I need to merge rows in the same dataframe based on a key column "id". In the sample data frame, 1 row has data for id,name and age. The other row has id,name, and salary. Rows with same key 'id' have to be merged a single record in the final data frame. If there is just one record, should show them as well with null values [Smith, and Jake] as in example below.
The computation needs to happen on real time data, spark native function based solution would be ideal. I have tried filtering the records based on age and city columns to separate data frames and them perform a left join on ID. But its not very efficient. Looking for any alternate suggestions.

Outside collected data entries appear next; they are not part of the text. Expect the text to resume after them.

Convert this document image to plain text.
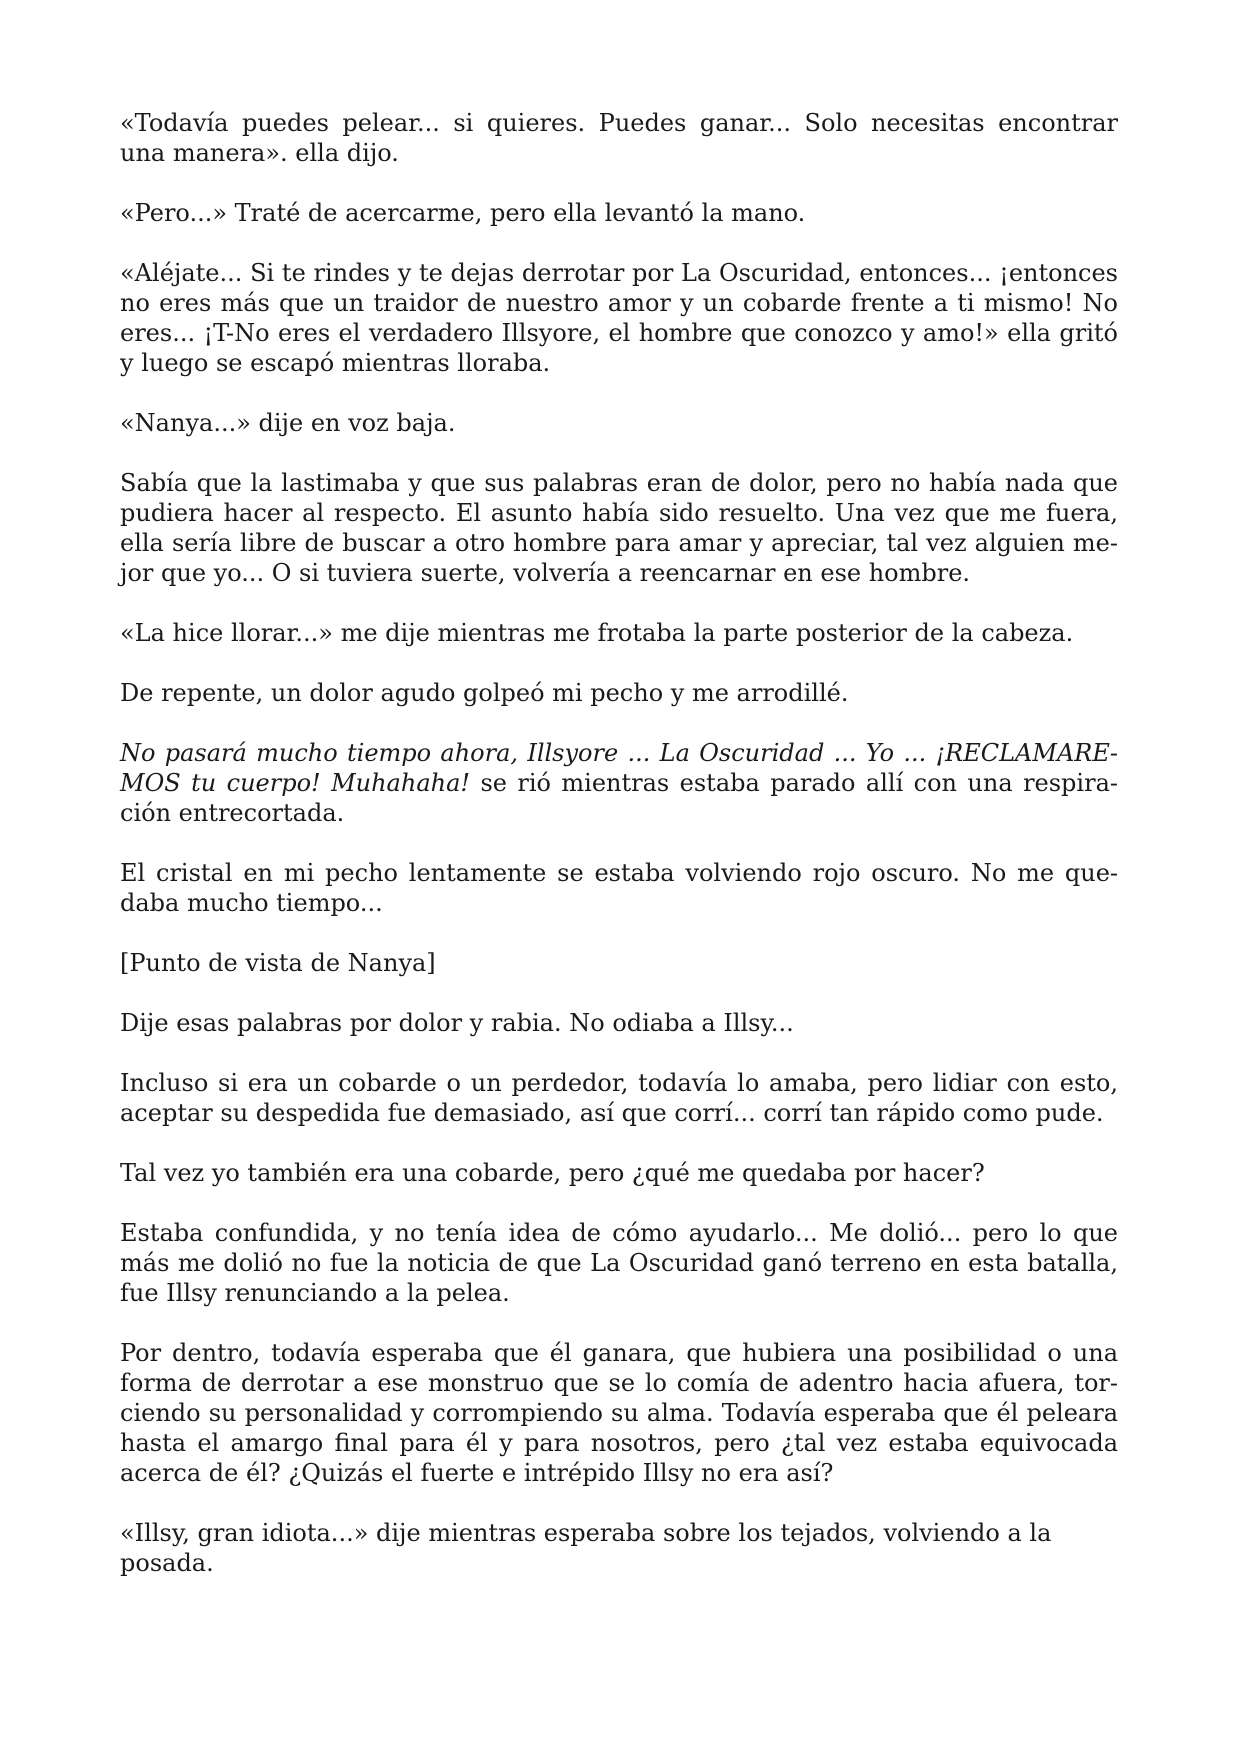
«Todavía puedes pelear... si quieres. Puedes ganar... Solo necesitas encontrar una manera». ella dijo.

«Pero...» Traté de acercarme, pero ella levantó la mano.

«Aléjate... Si te rindes y te dejas derrotar por La Oscuridad, entonces... ¡entonces no eres más que un traidor de nuestro amor y un cobarde frente a ti mismo! No eres... ¡T-No eres el verdadero Illsyore, el hombre que conozco y amo!» ella gritó y luego se escapó mientras lloraba.

«Nanya...» dije en voz baja.

Sabía que la lastimaba y que sus palabras eran de dolor, pero no había nada que pudiera hacer al respecto. El asunto había sido resuelto. Una vez que me fuera, ella sería libre de buscar a otro hombre para amar y apreciar, tal vez alguien mejor que yo... O si tuviera suerte, volvería a reencarnar en ese hombre.

«La hice llorar...» me dije mientras me frotaba la parte posterior de la cabeza.

De repente, un dolor agudo golpeó mi pecho y me arrodillé.

No pasará mucho tiempo ahora, Illsyore ... La Oscuridad ... Yo ... ¡RECLAMAREMOS tu cuerpo! Muhahaha! se rió mientras estaba parado allí con una respiración entrecortada.

El cristal en mi pecho lentamente se estaba volviendo rojo oscuro. No me quedaba mucho tiempo...

[Punto de vista de Nanya]

Dije esas palabras por dolor y rabia. No odiaba a Illsy...

Incluso si era un cobarde o un perdedor, todavía lo amaba, pero lidiar con esto, aceptar su despedida fue demasiado, así que corrí... corrí tan rápido como pude.

Tal vez yo también era una cobarde, pero ¿qué me quedaba por hacer?

Estaba confundida, y no tenía idea de cómo ayudarlo... Me dolió... pero lo que más me dolió no fue la noticia de que La Oscuridad ganó terreno en esta batalla, fue Illsy renunciando a la pelea.

Por dentro, todavía esperaba que él ganara, que hubiera una posibilidad o una forma de derrotar a ese monstruo que se lo comía de adentro hacia afuera, torciendo su personalidad y corrompiendo su alma. Todavía esperaba que él peleara hasta el amargo final para él y para nosotros, pero ¿tal vez estaba equivocada acerca de él? ¿Quizás el fuerte e intrépido Illsy no era así?

«Illsy, gran idiota...» dije mientras esperaba sobre los tejados, volviendo a la posada.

Thanks in advance!
Sample Dataframe
val inputDF= Seq(("100","John", Some(35),None) ,("100","John", None,Some("Georgia")), ("101","Mike", Some(25),None), ("101","Mike", None,Some("New York")), ("103","Mary", Some(22),None), ("103","Mary", None,Some("Texas")), ("104","Smith", Some(25),None), ("105","Jake", None,Some("Florida"))) .toDF("id","name","age","city") Input Dataframe
+---+-----+----+--------+ |id |name |age |city | +---+-----+----+--------+ |100|John |35 |null | |100|John |null|Georgia | |101|Mike |25 |null | |101|Mike |null|New York| |103|Mary |22 |null | |103|Mary |null|Texas | |104|Smith|25 |null | |105|Jake |null|Florida | +---+-----+----+--------+ Expected Output Dataframe
+---+-----+----+---------+ | id| name| age| city| +---+-----+----+---------+ |100| John| 35| Georgia| |101| Mike| 25| New York| |103| Mary| 22| Texas| |104|Smith| 25| null| |105| Jake|null| Florida| +---+-----+----+---------+